Secretary of Defense William Cohen in a meeting at Microsoft last year, lobbied Silicon Valley to support higher Pentagon budgets saying,, “ I will point out that the prosperity that companies like Microsoft now enjoy could not occur without having the strong military that we have”. He urged them not to “dismiss the importance of the national security world” adding that “some soldiers in the high-tech revolution do not fully understand or appreciate the soldiers in camouflage...Real stability involves predictabilitypredictable and secure borders, threats that don’t emerge unexpectedly and confidence that opposing interest will be resolved peacefully.”

Thomas Friedman, the New York Times writer and the darling of the free marketeers, who champions globalization, argues that ”The hidden hand of the market will never work without a hidden fistMcDonald’s cannot flourish without McDonnel Douglas, the designer of the F-15. And the hidden fist that keeps the world safe for Silicon Valley’s technologies is called the United States Army, Air Force, Navy and Marine Corps.” These chilling remarks appeared in the March 28, 1999 Sunday Magazine section of the Times, illustrated by a clenched fist clad in the red, white and blue stars and stripes of the US flag on its cover, with the caption “For globalism to work, America can’t be afraid to act like the almightly superpower that it is.”

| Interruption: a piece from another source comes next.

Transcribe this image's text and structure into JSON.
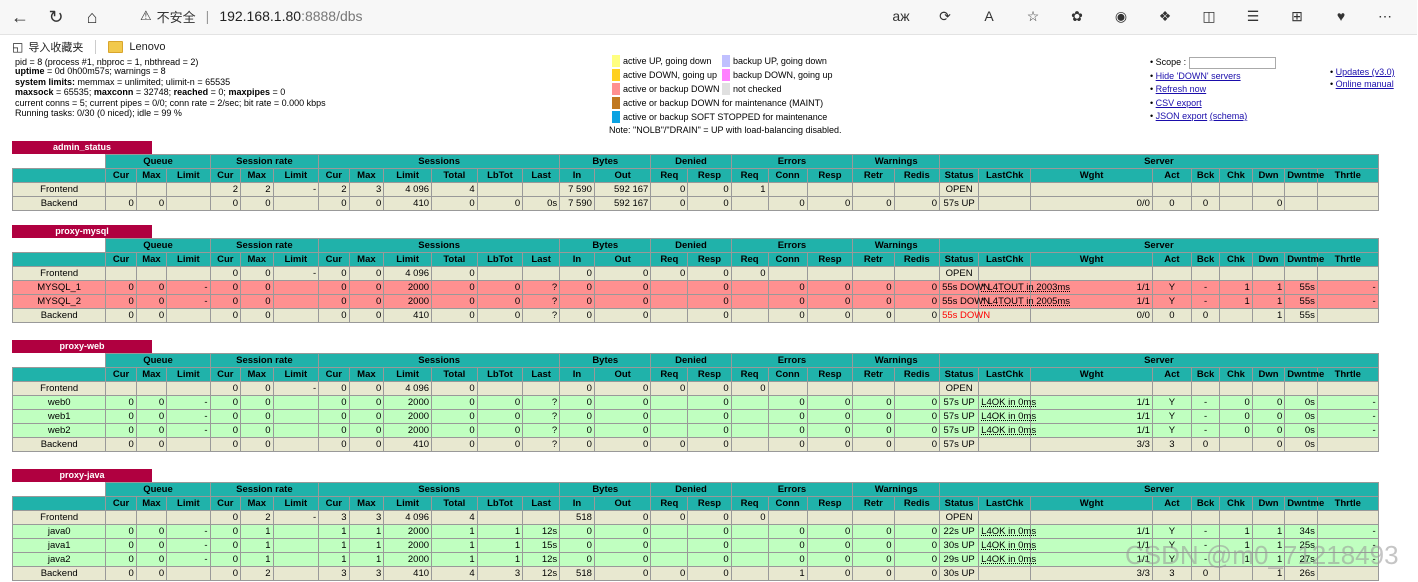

There are other connections. President Clinton said in a speech delivered the day before his televised address to Americans about Kosovo, “If we’re going to have a strong economic relationship that includes our ability to sell around the world, Europe has got to be a key...That’s what this Kosovo thing is about.” The bombing and missile strikes over Yugoslavia were giant bazaars for selling the wares of arms merchants. David Shea at Raytheon said, “ We are expecting the Kosovo conflict to result in new orders downstream.” Officials at Raytheon announced that replacing munitions used in the Balkans could lead to about $1 billion in new contracts. And a recent peasant revolt in Bolivia against a corporate privatization effort to take over their water supply, resulted in the expulsion of Bechtel, the company which conducts the sub-critical nuclear explosions at the Nevada test site, despite the recent negotiation of the Comprehensive Test Ban Treaty.

President Eisenhower who warned of us of the dangers of the military-industrial complex, said: “Every gun that is made, every warship launched, every rocket fired signifies, in the final sense, a theft from those who hunger and are not fed, those who are cold and are not clothed. This world in arms is not spending money alone. It is spending the sweat of it laborers, the genius of its scientists, the hopes of its children.”

The United Nations Human Development Report 1999 notes that threats to human security are being exacerbated by globalization. It calls for actions to protect cultural diversity, control global crime, preserve the environment, promote fairer trade - especially for the poorest countries. Security exceptions in trade instruments which exempt military transactions must be expanded to accord the same protection to government actions necessary for human security. Governments should be free to rely on an exception for actions required for protection of the environment, human rights, and culture as well as for their war efforts.